- Hem akşam uyuyamazsın, kalk da yemeğini ye!

- Hı? Saat kaç? 

- Dokuz oldu.

  Saat dokuzdan da çıkmak üzereydi, söylemedim bunu ona. Bedenini az yana kaydırsa duvarda asılı saatten anlayacaktı bunu. Gerçi pek çözemiyordu küçük olan mı akrepti yoksa uzunca olan mı? Saat dokuza bile gelmemiş olabilir, yerinden ikide bir kalkıp şimdi saat kaçta deyip ayarlarıyla oynuyor böylece zamana hakim olabileceği fikrindeydi. Koluma bakıyor, oturduğum yerden komutlarımla saati epey hırpalanmaktan kurtarıyordum. Saatin bize zaman borcu olduğunu sanıyorum.

- Geç kaldım.

- Nereye?

- İşe geç kaldım. Evet evet geç kaldım... Kalayım. Bugün dinlenirim. 

- Akşam dokuz!

  Yüzüme baktı.

- Akşam dokuzmuş daha, niçin acele ediyorsun? 

  Başka biriyle konuşuyor gibi duvara bakıp söylüyordu bunu. Sonra gözüne yorganı kestirdi. Üzerindeki kabartma motiflerde gezdirdi ellini, dokundu birine sonra birine. 
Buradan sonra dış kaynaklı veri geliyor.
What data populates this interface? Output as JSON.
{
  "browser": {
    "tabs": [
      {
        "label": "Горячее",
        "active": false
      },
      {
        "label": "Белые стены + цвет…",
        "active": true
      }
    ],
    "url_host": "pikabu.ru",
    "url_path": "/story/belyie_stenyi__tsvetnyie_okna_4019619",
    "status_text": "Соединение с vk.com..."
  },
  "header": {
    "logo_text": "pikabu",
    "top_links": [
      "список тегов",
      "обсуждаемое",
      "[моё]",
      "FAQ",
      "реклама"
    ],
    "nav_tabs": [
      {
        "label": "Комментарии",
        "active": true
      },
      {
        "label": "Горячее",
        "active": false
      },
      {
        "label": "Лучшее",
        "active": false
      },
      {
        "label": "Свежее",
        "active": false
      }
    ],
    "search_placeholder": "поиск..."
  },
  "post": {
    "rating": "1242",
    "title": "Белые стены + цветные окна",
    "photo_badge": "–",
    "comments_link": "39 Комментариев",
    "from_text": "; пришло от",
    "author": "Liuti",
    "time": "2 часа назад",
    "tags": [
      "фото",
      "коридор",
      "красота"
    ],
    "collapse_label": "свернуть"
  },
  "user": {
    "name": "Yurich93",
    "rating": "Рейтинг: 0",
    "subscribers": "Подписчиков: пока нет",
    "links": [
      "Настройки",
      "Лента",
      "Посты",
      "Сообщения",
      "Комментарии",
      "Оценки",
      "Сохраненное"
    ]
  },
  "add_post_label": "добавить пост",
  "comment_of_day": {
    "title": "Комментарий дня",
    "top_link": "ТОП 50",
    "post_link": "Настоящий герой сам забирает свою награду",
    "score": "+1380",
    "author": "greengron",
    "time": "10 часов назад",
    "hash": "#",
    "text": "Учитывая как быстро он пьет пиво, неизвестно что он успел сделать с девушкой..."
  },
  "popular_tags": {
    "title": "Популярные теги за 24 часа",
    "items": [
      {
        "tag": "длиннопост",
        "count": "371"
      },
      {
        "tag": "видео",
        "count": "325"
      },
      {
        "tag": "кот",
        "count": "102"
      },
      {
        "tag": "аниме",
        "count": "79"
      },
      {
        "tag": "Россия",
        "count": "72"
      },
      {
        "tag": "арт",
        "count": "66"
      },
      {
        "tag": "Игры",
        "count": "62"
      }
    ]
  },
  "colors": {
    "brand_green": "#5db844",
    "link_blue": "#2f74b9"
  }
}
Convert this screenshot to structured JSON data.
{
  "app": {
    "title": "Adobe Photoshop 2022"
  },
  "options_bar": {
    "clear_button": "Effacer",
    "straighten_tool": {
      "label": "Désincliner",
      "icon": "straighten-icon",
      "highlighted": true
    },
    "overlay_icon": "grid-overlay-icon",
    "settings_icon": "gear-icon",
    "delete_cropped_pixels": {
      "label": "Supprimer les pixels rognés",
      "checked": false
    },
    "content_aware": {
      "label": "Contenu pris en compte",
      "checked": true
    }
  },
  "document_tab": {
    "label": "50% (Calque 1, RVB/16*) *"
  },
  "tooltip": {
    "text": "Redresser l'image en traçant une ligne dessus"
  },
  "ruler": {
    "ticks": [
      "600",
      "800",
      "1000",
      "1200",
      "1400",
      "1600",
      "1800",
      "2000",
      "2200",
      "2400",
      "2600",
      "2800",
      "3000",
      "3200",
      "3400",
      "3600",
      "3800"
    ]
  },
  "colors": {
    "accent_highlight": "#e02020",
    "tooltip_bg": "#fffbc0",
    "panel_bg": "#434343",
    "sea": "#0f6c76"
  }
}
- Bak hele sen de mi buradaydın?

  Nasıl? Demin konuşmamıştık da şimdi yeni mi gelmiştim? Kanaat getirdim, demin zaten gelmiştim.

- Gitmedim ki.

- Niye?

  Nasıl niye? Sarhoş muydu, afalladı mı? Uykudan mı kalktı ne? Rüya görmüş müydü? Hangi rüyalardan görmüştü acaba? Unutmuştur belki. Ya hu biz kumanda mıydık kaybolduk da bulamadı demin? Bakmamış mıydı bu yana? asıl Fark etmedi mi, karanlıkta kaldığım da yüzümü seçememiştir.

- Cumartesi bugün. 

- Öyle.

- Yarın pazar sonra pazartesi... İki tam onda bir.

  Matematiğine anlam veremedim.

- Ne iki, on tam?

  Düzeltmeye çalıştı.

- Tam, iki tam. Onda bir.

- Söylesene ney iki tam onda bir?

- Şey!..

- Ne?

- Unuttum. Sahi ne On tam iki yarım?

  Şimdi kendi yaptı aynı hatayı. Hemen düzeltmek için atıldım:

- İki tam onda bir!

  Sustu, unutmuştu belli. Şimdi anlamı da kalmamıştı bu çıkışın. 

- Hadi gidelim.

- Cumartesi değil miydi bugün, hani iş yoktu

- Yemeğe ya hu! Nen var senin?

- Hiç uykum var, seninki nerede?

  Alay ediyor diye düşündüm. Sahici gibi dikmişti gözlerini üzerime. Telaşlandım. Düşündüm, ayaklandım. Halı buz tutmuş sanki. Ürperdi içim, titreme geldi geçti. Cekete uzandım. Çorapsız ayaklarımı seyrediyordu, üşüdüğümü fark etti ki tepesinde duran yedek yorganı ikram etmek istedi, sonra çekindi. Daha çok sarıldı yorganına. Kendini yatağa gömdü. Bu arada karıştırdım ceketin ceplerini. Cebin dışarıdan daha soğuk olması şaşırttı, halbuki burası soğuk günlerde ellerimin sığınağıydı. Elimi çekince bir kağıt da elimle birlikte çıktı. 

- Burada.

  Uzattım kağıdı.

- İyi getirmişsin, uyuyacak mısın?

- Yemek?

- Hakikaten yemek nerede?

- İçerde.

  Bir kağıt daha buldum iç cepte, ararsam bir tane daha çıkar mıydı? Doğruldu, bu sefer kendi almak istedi. Uzattım:

- Yemek de burada.

  Aldı, yorganı çenesine dek çekti. Şimdi bir salyangozla, bedensiz bir başla konuşuyordum gibi. İçimi çektim, bu sırada içeriye biri geldi:

- Uyanmayacak mısın, yemek hazır dedim.

- Yedim.

- Yedi.

- Ellenmemiş bile sofraya!

  Sofra sırrımızı mı vermişti? Üstelemedi. Arkadaşıma baktım, uyumuştu bile. Kalktım, içerisi daha soğuk. Her yer birbirinden daha çok üşüyordu bu evde.